If you take away everything else in my life, I will still be fine, because I have the gospel of Jesus Christ. While serving as a missionary in South Africa, I heard my mission president say (on several occasions), "Elders and Sisters, I hope you suffer." Admittedly, when I first heard this, I remember thinking, "that is a twisted and disturbing thing for anyone to say to anyone." Now, I think I understand a little better what he meant. Now, I embrace the opportunity to suffer, to struggle, to grow, to improve, to become. The realization that I need trials to become the person I am capable of has been a hard yet liberating realization. Several years ago, I was diagnosed with cancer. This came as a complete shock. Ironically, I was in the best shape of my life, when I was diagnosed. Rather than compete with my collegiate teammates, I spent the season going through a very difficult battle against cancer. Through some really tough chemo, the help of great doctors, priesthood blessings, and countless prayers, that battle was victorious. My fight with cancer was tough, but it helped knock off some of my rough edges. This experience helped me turn to the Lord more completely, and it primed me for what was to come. The greatest test of my faith came a little less than a year ago. My wife and I awoke one morning to find that our 14 month old son had died in his sleep. We were devastated, and I remember holding his precious yet lifeless body and thinking "wow, this is going to be tough." It was tough, but in the days that followed, I came to know for a surety that there is a loving Father who hears and answers our prayers. Because of my faith and my beliefs, I know where my son is. I know he is happy.

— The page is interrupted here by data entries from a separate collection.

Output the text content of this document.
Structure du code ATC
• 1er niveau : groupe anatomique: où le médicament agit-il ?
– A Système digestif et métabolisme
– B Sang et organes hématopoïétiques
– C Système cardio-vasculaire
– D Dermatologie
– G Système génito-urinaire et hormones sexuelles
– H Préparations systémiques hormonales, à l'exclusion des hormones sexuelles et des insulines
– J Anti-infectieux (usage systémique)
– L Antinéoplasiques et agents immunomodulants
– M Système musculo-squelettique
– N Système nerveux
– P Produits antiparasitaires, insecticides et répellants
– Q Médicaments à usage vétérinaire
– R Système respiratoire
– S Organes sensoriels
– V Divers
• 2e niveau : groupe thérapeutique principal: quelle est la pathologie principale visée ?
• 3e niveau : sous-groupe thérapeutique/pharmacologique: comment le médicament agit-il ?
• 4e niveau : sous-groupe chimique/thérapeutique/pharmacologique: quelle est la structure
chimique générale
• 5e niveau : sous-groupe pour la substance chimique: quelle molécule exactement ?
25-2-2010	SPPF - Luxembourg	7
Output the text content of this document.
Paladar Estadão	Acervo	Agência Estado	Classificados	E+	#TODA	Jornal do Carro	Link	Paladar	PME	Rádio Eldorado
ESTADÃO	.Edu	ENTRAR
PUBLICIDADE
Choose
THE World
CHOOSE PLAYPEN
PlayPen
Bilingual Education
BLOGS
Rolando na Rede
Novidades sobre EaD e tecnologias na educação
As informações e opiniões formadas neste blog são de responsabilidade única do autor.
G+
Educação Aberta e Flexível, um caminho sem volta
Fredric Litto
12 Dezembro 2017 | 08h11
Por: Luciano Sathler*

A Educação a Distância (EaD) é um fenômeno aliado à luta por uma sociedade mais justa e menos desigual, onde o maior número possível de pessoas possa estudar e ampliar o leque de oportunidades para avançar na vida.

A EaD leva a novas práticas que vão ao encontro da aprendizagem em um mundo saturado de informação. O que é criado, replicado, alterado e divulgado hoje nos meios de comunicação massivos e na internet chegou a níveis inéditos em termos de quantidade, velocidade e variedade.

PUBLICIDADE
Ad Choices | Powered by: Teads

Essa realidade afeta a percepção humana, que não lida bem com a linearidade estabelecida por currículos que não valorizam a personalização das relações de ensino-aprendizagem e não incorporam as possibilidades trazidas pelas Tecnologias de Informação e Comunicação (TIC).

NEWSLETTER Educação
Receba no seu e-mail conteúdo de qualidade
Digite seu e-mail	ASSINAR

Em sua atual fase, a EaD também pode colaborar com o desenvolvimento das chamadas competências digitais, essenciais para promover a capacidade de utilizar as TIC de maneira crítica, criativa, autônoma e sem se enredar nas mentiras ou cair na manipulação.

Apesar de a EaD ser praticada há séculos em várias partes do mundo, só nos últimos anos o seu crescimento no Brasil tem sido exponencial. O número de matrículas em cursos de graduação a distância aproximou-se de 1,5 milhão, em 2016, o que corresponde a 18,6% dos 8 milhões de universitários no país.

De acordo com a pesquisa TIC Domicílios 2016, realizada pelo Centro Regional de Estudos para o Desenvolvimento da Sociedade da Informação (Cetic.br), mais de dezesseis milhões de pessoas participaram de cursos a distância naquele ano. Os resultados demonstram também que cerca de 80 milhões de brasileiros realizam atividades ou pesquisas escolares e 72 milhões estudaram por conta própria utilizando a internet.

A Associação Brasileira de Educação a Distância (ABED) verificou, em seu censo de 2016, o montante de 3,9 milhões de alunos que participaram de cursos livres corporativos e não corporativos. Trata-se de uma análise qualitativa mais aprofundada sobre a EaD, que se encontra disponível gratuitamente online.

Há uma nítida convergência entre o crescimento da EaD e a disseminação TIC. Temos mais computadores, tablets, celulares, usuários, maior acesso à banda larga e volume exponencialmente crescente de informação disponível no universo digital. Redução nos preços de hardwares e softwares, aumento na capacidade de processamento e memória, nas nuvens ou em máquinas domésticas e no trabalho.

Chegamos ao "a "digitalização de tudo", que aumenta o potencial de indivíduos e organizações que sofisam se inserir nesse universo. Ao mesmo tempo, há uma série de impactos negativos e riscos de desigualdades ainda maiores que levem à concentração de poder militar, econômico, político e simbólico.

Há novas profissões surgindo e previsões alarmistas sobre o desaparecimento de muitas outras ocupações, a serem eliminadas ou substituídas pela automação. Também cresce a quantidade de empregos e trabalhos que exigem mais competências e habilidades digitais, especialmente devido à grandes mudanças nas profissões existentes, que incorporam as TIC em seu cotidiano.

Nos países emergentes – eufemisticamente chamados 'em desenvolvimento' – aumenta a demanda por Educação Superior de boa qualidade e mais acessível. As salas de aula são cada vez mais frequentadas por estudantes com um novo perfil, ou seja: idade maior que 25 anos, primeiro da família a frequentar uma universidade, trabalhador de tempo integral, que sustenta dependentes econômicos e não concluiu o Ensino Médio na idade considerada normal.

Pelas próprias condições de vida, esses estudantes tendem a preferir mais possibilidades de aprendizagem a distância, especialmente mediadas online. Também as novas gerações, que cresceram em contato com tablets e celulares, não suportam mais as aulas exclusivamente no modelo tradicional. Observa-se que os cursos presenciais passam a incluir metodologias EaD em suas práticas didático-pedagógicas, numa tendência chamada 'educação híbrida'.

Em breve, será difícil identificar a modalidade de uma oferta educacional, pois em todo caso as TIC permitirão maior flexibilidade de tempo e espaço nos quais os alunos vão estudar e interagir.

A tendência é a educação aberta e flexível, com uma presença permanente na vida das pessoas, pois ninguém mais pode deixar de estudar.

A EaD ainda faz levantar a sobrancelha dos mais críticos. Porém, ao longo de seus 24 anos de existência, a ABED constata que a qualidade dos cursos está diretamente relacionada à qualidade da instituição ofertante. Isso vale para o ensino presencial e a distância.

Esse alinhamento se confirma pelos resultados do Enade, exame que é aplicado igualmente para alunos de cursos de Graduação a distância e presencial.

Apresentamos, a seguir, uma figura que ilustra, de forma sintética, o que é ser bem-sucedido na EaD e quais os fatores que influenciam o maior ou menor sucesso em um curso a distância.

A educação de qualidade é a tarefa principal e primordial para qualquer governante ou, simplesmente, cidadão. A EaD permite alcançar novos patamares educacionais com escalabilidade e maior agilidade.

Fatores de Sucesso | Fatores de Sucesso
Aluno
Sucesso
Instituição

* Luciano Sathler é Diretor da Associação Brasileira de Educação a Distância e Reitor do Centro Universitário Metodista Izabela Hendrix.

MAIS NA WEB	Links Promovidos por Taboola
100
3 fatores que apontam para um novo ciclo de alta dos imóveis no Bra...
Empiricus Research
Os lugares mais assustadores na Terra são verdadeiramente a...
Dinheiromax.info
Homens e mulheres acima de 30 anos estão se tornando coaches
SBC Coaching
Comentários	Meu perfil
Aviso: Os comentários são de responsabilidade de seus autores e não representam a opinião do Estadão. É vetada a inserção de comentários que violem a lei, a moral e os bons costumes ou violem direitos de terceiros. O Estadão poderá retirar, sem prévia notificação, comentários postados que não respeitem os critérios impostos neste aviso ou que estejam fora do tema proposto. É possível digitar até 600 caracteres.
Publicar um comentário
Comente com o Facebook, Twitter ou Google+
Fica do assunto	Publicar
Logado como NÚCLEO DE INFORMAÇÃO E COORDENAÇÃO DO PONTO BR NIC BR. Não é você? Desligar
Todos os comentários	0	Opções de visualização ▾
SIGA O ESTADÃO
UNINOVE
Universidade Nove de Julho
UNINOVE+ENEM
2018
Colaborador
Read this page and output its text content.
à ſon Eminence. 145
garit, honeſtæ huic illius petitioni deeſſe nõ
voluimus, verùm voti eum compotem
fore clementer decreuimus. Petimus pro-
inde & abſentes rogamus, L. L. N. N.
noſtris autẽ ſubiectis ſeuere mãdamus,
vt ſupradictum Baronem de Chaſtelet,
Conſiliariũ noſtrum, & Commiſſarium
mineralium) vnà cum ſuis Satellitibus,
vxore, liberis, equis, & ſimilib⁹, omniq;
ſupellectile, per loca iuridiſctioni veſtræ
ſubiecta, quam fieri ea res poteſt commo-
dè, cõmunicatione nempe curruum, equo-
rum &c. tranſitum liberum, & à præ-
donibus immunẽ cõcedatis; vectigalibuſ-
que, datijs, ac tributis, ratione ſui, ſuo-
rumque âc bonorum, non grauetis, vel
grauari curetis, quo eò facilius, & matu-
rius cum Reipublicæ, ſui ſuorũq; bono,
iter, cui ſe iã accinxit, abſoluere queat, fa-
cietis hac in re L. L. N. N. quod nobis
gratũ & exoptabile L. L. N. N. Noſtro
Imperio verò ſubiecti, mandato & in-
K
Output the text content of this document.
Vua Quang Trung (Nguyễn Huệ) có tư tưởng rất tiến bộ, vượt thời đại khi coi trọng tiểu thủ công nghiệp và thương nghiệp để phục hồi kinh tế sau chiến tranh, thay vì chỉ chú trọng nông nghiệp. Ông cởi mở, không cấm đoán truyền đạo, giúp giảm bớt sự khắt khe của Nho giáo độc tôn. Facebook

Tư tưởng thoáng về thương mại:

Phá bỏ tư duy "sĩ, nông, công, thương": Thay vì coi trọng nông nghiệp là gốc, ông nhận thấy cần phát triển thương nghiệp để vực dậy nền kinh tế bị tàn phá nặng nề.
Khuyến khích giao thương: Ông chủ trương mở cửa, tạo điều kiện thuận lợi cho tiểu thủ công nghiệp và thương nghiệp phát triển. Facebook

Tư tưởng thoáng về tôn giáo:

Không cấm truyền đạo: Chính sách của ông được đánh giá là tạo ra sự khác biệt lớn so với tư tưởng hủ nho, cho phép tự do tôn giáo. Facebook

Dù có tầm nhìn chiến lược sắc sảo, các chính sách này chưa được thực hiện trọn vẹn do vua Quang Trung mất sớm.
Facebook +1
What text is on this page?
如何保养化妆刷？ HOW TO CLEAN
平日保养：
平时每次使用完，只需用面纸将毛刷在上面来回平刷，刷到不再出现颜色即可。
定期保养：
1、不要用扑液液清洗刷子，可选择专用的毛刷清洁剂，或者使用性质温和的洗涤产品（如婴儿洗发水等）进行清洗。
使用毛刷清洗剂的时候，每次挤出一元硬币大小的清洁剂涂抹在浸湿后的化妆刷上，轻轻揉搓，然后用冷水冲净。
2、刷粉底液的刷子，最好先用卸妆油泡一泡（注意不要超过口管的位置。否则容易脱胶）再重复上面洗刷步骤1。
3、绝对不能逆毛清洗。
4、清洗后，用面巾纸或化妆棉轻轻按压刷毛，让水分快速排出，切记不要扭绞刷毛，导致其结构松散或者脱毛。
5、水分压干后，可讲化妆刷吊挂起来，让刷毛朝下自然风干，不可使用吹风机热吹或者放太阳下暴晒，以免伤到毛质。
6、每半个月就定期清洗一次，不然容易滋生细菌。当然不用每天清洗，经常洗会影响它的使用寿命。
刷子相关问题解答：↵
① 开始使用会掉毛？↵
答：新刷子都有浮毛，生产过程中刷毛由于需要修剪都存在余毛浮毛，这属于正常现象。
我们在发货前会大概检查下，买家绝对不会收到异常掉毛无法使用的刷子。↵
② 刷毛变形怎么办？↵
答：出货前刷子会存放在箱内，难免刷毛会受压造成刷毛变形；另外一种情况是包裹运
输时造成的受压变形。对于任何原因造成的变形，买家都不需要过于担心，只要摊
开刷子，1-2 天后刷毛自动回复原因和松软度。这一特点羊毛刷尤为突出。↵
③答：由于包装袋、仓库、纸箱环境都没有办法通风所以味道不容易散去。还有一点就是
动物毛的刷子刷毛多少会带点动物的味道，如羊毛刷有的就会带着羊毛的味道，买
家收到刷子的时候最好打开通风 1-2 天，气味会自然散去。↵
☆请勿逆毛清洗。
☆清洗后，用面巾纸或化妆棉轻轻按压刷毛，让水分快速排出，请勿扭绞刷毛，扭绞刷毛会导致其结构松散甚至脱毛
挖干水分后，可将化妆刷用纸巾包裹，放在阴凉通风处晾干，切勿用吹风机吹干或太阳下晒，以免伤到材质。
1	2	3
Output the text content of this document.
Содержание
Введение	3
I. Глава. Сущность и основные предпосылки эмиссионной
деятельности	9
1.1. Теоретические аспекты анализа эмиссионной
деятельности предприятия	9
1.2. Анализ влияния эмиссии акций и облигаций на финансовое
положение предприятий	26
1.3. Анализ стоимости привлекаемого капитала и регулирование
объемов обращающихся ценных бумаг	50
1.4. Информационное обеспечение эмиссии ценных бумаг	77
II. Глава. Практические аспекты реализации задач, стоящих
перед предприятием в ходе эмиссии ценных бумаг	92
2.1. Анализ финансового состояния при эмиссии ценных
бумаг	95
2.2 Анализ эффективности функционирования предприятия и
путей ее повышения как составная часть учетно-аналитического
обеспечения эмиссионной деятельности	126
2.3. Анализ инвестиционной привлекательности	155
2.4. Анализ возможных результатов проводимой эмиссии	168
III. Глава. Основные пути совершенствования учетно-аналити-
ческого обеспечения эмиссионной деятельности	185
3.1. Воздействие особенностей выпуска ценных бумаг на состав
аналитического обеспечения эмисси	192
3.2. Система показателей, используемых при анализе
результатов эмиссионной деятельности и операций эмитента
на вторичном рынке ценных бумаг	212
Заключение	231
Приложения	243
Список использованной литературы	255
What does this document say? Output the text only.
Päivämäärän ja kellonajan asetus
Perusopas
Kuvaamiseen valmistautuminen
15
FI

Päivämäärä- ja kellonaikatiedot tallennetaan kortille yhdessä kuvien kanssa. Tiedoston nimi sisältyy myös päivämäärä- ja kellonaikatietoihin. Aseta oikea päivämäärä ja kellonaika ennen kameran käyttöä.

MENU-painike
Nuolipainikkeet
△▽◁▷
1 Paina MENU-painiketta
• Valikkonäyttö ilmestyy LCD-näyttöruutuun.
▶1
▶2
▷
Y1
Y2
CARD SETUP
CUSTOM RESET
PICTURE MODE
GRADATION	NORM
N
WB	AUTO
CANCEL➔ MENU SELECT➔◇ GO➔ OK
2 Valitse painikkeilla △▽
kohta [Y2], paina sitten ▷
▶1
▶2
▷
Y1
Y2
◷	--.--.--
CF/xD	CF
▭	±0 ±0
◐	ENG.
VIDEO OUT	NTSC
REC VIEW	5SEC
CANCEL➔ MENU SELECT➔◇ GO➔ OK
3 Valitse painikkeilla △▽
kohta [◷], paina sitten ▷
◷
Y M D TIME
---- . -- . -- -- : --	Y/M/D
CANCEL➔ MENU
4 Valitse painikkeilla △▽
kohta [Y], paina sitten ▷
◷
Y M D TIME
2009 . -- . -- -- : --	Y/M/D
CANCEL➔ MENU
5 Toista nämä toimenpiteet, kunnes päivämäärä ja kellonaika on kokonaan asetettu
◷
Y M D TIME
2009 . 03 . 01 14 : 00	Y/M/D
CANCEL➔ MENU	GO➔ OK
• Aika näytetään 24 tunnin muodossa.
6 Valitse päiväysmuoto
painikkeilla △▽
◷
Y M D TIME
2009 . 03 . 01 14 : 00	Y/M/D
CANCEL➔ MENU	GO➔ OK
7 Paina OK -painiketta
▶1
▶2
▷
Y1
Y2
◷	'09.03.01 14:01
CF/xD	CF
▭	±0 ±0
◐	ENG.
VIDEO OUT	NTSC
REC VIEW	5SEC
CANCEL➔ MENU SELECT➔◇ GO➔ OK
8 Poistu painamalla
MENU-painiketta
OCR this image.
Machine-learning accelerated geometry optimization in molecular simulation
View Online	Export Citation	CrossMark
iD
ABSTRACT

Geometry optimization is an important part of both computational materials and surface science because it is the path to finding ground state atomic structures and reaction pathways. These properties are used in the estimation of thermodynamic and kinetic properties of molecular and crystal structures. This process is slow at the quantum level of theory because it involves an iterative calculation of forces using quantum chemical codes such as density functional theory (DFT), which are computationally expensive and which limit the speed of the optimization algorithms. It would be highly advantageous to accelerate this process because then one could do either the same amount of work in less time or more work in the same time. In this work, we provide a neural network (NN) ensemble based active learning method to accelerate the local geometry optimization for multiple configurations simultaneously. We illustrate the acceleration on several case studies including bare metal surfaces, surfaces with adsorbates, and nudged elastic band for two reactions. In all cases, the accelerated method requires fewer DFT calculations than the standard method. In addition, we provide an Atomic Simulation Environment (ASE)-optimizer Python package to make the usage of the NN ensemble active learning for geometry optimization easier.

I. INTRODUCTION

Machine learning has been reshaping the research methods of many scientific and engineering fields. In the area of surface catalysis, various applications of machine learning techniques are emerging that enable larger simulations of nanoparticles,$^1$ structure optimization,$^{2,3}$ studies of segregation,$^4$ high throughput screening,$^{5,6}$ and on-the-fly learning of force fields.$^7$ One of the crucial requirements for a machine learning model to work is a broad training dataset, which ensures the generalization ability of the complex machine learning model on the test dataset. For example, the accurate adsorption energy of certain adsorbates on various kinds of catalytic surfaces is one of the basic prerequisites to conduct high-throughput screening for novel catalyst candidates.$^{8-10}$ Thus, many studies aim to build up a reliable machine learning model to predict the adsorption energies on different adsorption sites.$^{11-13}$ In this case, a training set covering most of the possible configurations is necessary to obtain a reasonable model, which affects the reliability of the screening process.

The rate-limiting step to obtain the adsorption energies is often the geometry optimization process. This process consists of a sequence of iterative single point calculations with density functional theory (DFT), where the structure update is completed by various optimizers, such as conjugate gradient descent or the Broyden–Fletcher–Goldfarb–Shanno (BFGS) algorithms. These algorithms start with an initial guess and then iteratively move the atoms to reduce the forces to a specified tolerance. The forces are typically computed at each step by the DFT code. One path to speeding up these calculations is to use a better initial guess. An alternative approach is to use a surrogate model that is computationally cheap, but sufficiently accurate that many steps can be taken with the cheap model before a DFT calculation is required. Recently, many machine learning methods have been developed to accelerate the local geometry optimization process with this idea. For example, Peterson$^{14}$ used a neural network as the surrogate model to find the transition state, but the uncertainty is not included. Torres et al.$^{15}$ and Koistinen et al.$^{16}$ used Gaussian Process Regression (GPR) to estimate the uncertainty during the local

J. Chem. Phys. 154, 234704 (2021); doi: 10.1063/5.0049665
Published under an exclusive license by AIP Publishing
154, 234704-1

I know that I will be with him again, if I live worthy. That knowledge makes all the difference. Without the understanding of an eternal and loving plan, these experiences would probably break me. I'm a Mormon, and my faith makes all the difference in my life.

How I live my faith

I try to live my faith in all I do. As a family, we pray, read the scriptures, sing church songs, attend church meetings, and listen to the prophet speak whenever possible. When life takes unexpected turns, and it does, I may not know what I will be doing the next day or how we will make ends meet, but I do know where I can turn for peace, and I do know that there is a God above who loves me and hears my heart-felt prayers. Sometimes, I may fall short in the day-to-day things: I forget my lunch at home; I wear colors that don't match right; I pick my nose in the car, when no one is around; I forget to put deodorant on; I hit my wife in the head when trying to be smooth and put my arm around her. I could use up this whole space on ways that I fall short. With these things that I don't do very well, I do have some things that I genuinely try with all of my heart to do well, and I do some of them better than others. When it comes to my faith, I live my faith by saying my prayers each morning and night, praying as a family each day, praying with my wife each day, and praying before each meal. I attend church each Sunday and living a virtuous life with high moral standards each day. I am honest. I try to have charity and love for those around me. I read the scriptures each day (Bible, Book of Mormon, and teachings of modern prophets). I attend the temple often. I am trying to learn as much as I can and become the best person I can become. I have a wonderful family, and we have made covenants with each other and with the Lord. I teach my kids about their loving Father in Heaven and their Savior Jesus Christ. I know the teachings of Jesus Christ are true, and I know they can make all of the difference in anyone's life. These teachings make all the difference to me. When going through difficulties, it makes life so much more meaningful if there is a purpose and a goal attached. Being Mormon gives me focus, direction, purpose, joy, and motivation. I know it is true!